Attention speed demons - here's some important information that's worth slowing down for a moment to read! Instant communication between a race car driver, their spotter and their crewmen can make all the difference between winning that race and having to settle for a less-than-perfect finish. These days, race walkie-talkies are essential pieces of equipment for a driver and their crew, so that everyone is well-informed about everything happening on the track and with the car's performance. It's not just about winning races - it's about staying safe.
At Tech Wholesale, these Motorola racing radios range from the lightweight and easy-to-use CLS1110
to the feature-packed RMU2040
, with enhanced audio quality, programmable software and a rugged design that meets military specifications. For amateur racing enthusiasts, we have the economically-priced Motorola Talkabout
race track walkie-talkie set. Not only is this priced low for smaller budgets. These radios, offered in a set of 3 for fast deployment, operate on the FRS (Family Radio Service
) band, which means that you do not need an FCC license to use them. This means no fee costs and no paperwork.
If you're a racing fan and you've been wondering about the walkie-talkies they use for race car drivers, the history of the racing walkie-talkie dates back to around 1950. Before that time, drivers were not able to speak to anyone while racing, and had to rely on visual and hand signals. The first walkie-talkies for races were primitive and were only used to talk to the pit crew. Eventually, the driver would also use a two-way radio to speak to their spotter (a person who would let them know what was happening on the track). The drivers even started speaking to each other, until NASCAR forbid that, feeling it interfered too much with the race.
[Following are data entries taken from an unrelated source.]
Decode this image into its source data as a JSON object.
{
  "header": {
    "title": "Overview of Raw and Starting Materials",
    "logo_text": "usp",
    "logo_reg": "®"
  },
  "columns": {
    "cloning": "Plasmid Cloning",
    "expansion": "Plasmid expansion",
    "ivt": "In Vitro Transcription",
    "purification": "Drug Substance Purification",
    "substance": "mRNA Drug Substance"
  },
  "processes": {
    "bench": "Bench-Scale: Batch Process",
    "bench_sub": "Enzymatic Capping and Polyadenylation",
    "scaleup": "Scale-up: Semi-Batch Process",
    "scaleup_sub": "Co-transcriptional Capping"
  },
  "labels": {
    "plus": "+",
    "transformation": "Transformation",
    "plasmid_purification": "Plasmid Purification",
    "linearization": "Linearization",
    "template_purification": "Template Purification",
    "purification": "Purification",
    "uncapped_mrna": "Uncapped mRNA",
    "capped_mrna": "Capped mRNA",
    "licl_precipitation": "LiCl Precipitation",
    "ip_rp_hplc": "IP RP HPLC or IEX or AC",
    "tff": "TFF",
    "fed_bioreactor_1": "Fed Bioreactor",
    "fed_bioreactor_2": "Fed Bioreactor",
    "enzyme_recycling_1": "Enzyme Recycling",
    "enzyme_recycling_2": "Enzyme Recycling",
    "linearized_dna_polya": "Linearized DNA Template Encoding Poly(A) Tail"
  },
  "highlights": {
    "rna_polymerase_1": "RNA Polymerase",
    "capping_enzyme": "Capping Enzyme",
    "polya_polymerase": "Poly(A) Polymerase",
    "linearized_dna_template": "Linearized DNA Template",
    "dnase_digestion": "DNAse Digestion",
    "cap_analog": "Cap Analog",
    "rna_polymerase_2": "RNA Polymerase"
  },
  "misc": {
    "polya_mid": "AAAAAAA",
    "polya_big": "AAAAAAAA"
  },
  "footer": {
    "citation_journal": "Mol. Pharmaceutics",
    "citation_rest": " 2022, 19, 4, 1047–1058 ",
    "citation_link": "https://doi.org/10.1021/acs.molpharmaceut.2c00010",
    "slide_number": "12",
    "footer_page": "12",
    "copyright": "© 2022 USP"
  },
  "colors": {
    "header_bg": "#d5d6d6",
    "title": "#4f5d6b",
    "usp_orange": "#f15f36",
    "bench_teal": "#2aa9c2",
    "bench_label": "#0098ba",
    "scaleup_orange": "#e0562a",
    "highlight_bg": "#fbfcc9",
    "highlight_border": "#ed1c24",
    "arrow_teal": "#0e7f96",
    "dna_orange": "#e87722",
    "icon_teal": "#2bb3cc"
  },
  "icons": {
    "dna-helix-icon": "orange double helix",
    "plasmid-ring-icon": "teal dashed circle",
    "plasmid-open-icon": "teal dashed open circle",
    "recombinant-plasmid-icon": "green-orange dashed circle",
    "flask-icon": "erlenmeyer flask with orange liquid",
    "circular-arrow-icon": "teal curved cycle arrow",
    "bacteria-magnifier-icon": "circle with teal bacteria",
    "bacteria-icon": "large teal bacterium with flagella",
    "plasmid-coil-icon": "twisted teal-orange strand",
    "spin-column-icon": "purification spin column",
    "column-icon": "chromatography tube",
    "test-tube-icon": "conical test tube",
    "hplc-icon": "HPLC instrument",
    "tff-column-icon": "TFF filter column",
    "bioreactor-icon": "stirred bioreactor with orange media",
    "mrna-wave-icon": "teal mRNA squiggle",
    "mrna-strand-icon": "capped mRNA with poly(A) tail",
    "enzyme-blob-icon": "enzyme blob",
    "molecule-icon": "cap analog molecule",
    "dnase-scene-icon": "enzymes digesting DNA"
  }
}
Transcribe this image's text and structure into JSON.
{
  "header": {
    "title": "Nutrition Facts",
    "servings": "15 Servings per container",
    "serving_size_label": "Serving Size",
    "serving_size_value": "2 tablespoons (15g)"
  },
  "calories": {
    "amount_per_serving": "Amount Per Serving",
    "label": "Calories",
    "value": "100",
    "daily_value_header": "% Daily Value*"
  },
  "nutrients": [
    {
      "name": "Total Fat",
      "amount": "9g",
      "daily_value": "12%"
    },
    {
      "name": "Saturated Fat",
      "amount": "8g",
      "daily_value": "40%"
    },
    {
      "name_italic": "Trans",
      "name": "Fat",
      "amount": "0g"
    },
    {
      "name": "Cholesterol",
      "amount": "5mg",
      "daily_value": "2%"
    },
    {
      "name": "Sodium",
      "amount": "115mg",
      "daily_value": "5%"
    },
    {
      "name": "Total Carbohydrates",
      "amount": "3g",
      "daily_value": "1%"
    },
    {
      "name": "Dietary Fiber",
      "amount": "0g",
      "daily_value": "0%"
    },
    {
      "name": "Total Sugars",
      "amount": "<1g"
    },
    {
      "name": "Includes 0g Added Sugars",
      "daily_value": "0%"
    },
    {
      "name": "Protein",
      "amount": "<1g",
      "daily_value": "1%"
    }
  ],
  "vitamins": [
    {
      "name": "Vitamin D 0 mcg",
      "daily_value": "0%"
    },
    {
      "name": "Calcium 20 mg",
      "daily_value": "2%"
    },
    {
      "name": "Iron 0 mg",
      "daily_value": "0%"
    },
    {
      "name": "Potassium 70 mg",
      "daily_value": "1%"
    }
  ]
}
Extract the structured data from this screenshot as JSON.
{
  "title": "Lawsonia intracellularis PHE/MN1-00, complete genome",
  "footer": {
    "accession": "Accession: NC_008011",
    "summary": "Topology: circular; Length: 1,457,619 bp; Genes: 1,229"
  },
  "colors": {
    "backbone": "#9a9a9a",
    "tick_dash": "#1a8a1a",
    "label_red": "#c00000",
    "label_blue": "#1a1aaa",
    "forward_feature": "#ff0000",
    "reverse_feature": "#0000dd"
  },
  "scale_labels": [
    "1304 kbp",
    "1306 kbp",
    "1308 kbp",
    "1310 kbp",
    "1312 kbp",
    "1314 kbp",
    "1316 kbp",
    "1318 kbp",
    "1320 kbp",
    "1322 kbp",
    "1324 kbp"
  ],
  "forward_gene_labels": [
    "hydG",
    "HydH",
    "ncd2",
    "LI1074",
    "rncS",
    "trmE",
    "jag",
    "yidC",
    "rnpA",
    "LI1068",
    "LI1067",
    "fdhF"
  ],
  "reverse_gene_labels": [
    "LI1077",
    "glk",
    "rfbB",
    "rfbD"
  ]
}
Today, there are many possible parties in communication during a race - drivers, team management, pit crew, race management and those in charge of the event and the venue, the security team, motorsport marshals, medical staff and organizers. From local club events all the way up to Formula 1, the World Touring Car Championship, Moto GP and NASCAR, two-way radios for racing have made the sport more competitive and most importantly, safer.